Secondé par un casting de jeunes acteurs attachants, Wolfgang Becker touche le gros lot avec Good Bye Lenin !, une comédie dramatique qui revient avec beaucoup d’intelligence sur la période de la réunifcation. Un cinéma pétillant, tout en mouvement qui sait aussi être grave et réouvrir certaines blessures. Un succès plus que mérité.

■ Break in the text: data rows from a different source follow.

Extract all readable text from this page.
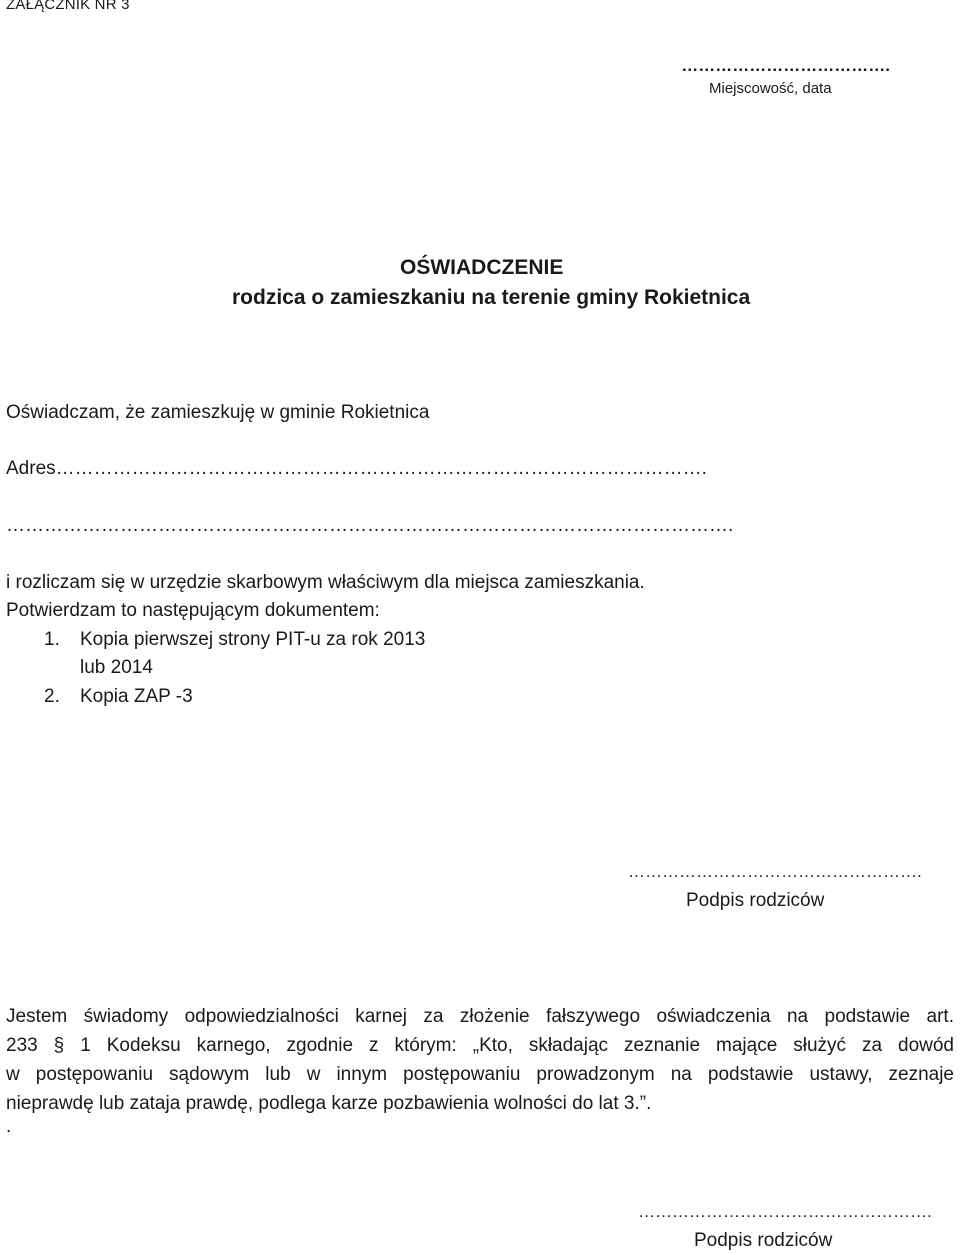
ZAŁĄCZNIK NR 3
……………………………….
Miejscowość, data
OŚWIADCZENIE
rodzica o zamieszkaniu na terenie gminy Rokietnica
Oświadczam, że zamieszkuję w gminie Rokietnica
Adres………………………………………………………………………………………….
…………………………………………………………………………………………………….
i rozliczam się w urzędzie skarbowym właściwym dla miejsca zamieszkania.
Potwierdzam to następującym dokumentem:
1. Kopia pierwszej strony PIT-u za rok 2013
lub 2014
2. Kopia ZAP -3
…………………………………………….
Podpis rodziców
Jestem świadomy odpowiedzialności karnej za złożenie fałszywego oświadczenia na podstawie art.
233 § 1 Kodeksu karnego, zgodnie z którym: „Kto, składając zeznanie mające służyć za dowód
w postępowaniu sądowym lub w innym postępowaniu prowadzonym na podstawie ustawy, zeznaje
nieprawdę lub zataja prawdę, podlega karze pozbawienia wolności do lat 3.”.
.
…………………………………………….
Podpis rodziców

Succès surprise de cet automne, Good Bye Lenin ! se penche sur la réunification allemande du point de vue de l’ancienne RDA. Un adolescent en passe de devenir adulte, Alex, essaie de s’adapter aux bouleversements d’une société figée emportée par les remous de l’histoire. En même temps, il tente de maintenir les apparences du monde dans lequel il vivait pour préserver sa mère. Dévouée à la patrie est-allemande et tombée dans le coma durant les évènements d’octobre 1989, celle-ci risque un deuxième infarctus mortel au moindre choc émotionnel. Ce principe narratif permet à la fiction de jouer de nombreux décalages. La réunification démontre un peu plus chaque jour la supériorité technique et commerciale de l’Ouest tandis qu’Alex doit s’efforcer de convaincre sa mère du contraire. Les affiches Coca-cola qui apparaissent sur les façades deviennent la preuve que la recette avait été piquée à l’origine par les Américains à un laboratoire de Leipzig. L’arrivée notable de nombreux individus d’Allemagne de l’Ouest serait due à l’attractivité de la RDA et à la réussite de son modèle. Ce jeu de dupe est rendu d’autant plus difficile que tous les signes de la culture est-allemande sont dilapidés en quelques mois. La monnaie disparaît tout aussi bien que les marques des aliments du quotidien. Il devient très difficile de faire croire à Christiane que rien a changé, même en la laissant seulement confinée dans sa chambre. La manière dont Alex embellit ou déforme les choses est d’autant plus passionnante qu’elle fait écho à la façon dont les communistes géraient en interne l’image de la RDA avant 1989. Le personnage principal de Good Bye Lenin ne fait que répéter un modèle qui existait déjà mais qui apparaît ici avec beaucoup d’humour dans toute son absurdité.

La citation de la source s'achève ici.